Die Inszenierung verlässt sich auf die Sprache des Textes, auf ihre Geheimnisse, spürt ihnen mit Genauigkeit und Schauspielkunst nach. Das Ensemble spielt mit großer Freude, mal überschwänglich Lena als Kind, mal bitter enttäuscht oder ernüchtert. Mansur Ajang, Iris Albrecht, Anton Andreew, Marie-Joelle Blazejewski und Isabel Will spielen unabhängig von Alter und Geschlecht die Romanfiguren in wechselnder Besetzung und mit großer Lust daran, den Figuren nahezukommen.
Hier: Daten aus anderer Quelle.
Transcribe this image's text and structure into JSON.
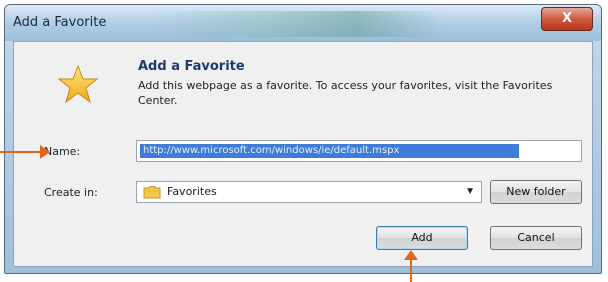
{
  "window": {
    "title": "Add a Favorite",
    "close_label": "X"
  },
  "dialog": {
    "heading": "Add a Favorite",
    "description": "Add this webpage as a favorite. To access your favorites, visit the Favorites Center."
  },
  "form": {
    "name_label": "Name:",
    "name_value": "http://www.microsoft.com/windows/ie/default.mspx",
    "create_in_label": "Create in:",
    "create_in_value": "Favorites"
  },
  "buttons": {
    "new_folder": "New folder",
    "add": "Add",
    "cancel": "Cancel"
  },
  "icons": {
    "star": "star-icon",
    "folder": "folder-icon",
    "dropdown": "chevron-down-icon"
  },
  "colors": {
    "annotation_arrow": "#e0661c",
    "selection": "#3d7dd8"
  }
}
Was nicht erzählbar bleibt: Die Zentrifugalkräfte der „Fleischwolfzeit“, wie Lena die Zeit während des Zerfalls der Sowjetunion nennt. Als Leitmotiv dafür dient das Gemälde des georgischen Malers Pirosmani einer Giraffe, „entstanden aus dem Gedanken, gar nicht erst zu versuchen, die Welt so zu sehen, wie sie war. Weil es gar nicht die Möglichkeit dazu gab“, wie es im Text heißt. Während die alte Zeit im Sterben liegt, und die neue noch nicht geboren ist, ist die Zeit der Monster, wie Gramsci schreibt. Die Sowjetunion, das eigene Leben und die Geschichte narrativierbar zu machen in einer Zeit, in der alles zu zerbrechen scheint, kann Lena nicht gelingen und genauso wenig Edi (Lenas Tochter), deren Vater ihre Beziehungen mit Frauen nicht akzeptiert und in Thüringen die AfD wählt.
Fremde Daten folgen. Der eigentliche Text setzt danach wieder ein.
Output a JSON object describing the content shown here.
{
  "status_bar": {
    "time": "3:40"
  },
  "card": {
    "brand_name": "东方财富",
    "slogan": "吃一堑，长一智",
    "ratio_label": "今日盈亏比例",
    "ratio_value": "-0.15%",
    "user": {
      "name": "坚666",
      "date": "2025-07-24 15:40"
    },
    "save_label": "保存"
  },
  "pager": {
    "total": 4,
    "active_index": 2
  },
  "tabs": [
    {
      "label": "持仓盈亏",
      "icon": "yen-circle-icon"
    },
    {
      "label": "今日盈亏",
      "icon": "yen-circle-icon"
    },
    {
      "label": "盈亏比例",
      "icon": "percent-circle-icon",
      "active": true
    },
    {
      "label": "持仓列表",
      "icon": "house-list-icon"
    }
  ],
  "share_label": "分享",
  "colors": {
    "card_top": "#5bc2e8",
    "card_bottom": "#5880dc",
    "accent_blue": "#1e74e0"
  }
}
Die Geschichten von Edi und Tatjana (Lenas bester Freundin) werden a-chronologisch und in fragmentarischen Einschüben erzählt. Bei Tatjanas Monolog, der von ihrer Ernüchterung in Westdeutschland erzählt, ist es dann auch mit der chorischen Verfremdung und den Effekten des Erzählens vorbei. Psychologisch genau und mit liebevollem Figurenblick wird hier die Geschichte einer Frau in einem einzigen Monolog erzählt. Es sind die Frauen, die an diesem Abend die kompetenteren, lebensfähigen sind. Sie halten zusammen – gegen die Kräfte des Zerfalls.
Elegant, poetisch, sprachlich genau, reduziert und aktuell erzählt der Abend in Magdeburg von den Kräften, die in einem Kollaps wirken, aber auch der Poesie darin. Ohne jede Folklore und mit einem genauen Blick, der nah an der Lebensrealität der Frauen ist, kommt hier auf die Bühne, was fast nicht darstellbar ist.